We were due to dock in Bilbao at 08:00 local time. The ship's eateries opened at 06:45 local time. By 07:15 local time I'd shamefully eaten about half my own bodyweight in ship-eatery breakfast buffet.
I would have eaten even more but at about 07:10 local time the homogeneous fat, white, middle-aged supercar / hypercar drivers also descended upon the particular eatery I was in and rather tainted things. They were loud, boorish and one in particular seemed utterly unable to speak his native tongue without inserting some or other version of the F-word between every other word he ineloquently spoke.
I confess I sort of wished he might gently back his Maserati / Porsche / Alpine / Zonda / McLaren / Ascari into some or other random Spanish ditch. Fair to say the fat etc drivers utterly dominated and sullied things and I had to move tables and then leave earlier than I'd have wished in order to assist with anger management issues. What fantastic ambassadors for our broken nation.
Once docked and decanted I was yet again pulled out of the departing vehicle queue for a 'random' border-control check. The officer that made the ungainly entry on this occasion was all scowl and officialdom and did leave rubbery / greasy boot marks all over the truck's floor. I figure that customs and immigration procurement departments worldwide must have a very long contract with suppliers of this uniquely disagreeable footwear.

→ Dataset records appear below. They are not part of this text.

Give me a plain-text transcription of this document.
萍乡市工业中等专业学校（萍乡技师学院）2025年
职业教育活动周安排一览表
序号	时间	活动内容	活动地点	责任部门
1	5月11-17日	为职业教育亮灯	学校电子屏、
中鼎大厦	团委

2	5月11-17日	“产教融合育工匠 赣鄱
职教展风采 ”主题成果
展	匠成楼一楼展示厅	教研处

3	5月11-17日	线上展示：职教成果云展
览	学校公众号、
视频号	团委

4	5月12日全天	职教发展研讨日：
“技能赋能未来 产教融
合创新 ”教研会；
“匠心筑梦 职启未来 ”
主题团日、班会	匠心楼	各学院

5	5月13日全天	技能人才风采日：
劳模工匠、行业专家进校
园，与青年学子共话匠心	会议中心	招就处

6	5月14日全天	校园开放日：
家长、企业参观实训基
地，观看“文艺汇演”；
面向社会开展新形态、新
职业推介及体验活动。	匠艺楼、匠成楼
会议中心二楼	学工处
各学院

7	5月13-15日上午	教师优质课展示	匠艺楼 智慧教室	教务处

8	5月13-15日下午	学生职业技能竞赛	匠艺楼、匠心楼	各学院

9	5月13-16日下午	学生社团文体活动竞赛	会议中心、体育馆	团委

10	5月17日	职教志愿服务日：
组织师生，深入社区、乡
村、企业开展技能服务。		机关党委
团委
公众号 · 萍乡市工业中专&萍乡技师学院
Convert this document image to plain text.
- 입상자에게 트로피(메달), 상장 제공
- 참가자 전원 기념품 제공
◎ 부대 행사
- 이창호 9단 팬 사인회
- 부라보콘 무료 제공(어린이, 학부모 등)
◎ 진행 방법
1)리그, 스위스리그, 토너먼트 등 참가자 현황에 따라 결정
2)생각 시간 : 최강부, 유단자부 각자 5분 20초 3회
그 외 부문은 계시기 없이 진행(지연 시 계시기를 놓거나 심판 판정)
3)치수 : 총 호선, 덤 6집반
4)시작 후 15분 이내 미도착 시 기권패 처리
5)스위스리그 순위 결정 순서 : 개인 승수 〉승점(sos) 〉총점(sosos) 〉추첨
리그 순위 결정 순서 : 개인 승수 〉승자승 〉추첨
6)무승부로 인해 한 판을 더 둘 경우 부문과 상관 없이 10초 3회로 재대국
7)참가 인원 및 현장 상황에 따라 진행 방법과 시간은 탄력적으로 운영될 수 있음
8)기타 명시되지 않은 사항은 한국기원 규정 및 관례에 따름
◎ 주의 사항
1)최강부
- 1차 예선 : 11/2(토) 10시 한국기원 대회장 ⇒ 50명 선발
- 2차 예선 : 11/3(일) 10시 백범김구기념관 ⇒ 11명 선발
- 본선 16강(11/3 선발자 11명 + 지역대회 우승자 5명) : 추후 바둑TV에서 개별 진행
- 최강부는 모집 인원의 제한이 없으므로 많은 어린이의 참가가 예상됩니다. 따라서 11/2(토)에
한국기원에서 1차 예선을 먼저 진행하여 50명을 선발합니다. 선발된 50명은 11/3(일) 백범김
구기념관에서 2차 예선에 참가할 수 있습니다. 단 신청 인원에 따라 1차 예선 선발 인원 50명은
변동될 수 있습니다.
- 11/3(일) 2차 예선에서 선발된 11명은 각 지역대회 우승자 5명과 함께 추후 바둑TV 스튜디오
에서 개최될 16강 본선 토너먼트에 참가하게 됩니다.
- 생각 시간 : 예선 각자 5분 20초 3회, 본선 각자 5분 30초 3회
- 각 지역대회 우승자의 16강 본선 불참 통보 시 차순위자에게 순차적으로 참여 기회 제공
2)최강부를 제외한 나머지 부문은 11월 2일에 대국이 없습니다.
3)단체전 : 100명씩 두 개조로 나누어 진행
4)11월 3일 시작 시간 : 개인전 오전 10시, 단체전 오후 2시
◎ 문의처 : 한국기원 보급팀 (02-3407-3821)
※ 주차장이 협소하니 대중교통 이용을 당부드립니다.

Anyway, the officer commenced his thing but - as is nearly always the case in these circumstances - very quickly dropped his bristly countenance and replaced it with one of pleasant surprise before engaging in a multitude of very much non-border-control type questions like how and when I built the thing, how much it cost, what was the fuel consumption like, and how much were the tyres. Good job they rarely ask how much lash I'm carrying.
I'd be totally happy with the ubiquitous prejudice, were it not for the bloody boots.
And so, I'm in Spain (again). The day began heavily trafficked, wet, cold and miserable, but within 15 minutes or so I'd cleared the sprawl of Bilbao and settled into some very quiet upland back roads that I could bumble along relatively unmolested, whilst all the while looking for wildlife and hoping to chance upon a UK-registered hypercar stuck in a ditch.
I didn't, but I did have some excellent casual bird sightings. Without trying - and within a couple of hours - I'd seen white storks, red kites, crested larks, corn buntings, swallows, house martins and a hoopoe. The landscapes were also very agreeable with mixture of gorges, crashing rivers, rugged escarpments and upland plains.
Come late afternoon I'd parked up at a location I know and was blessed with a definite uptick in the weather. The place is a crumbling lock flight on the disused Canal de Castilla (pic) and is a fascinating cultural heritage spot. I've banged on about it in a previous travelogue.
From here I've been for a run and had a couple of hours with the bins. Though teeming with life I've seen no rarities, though I have spotted black redstart, violet carpenter bee and heard my first cuckoo.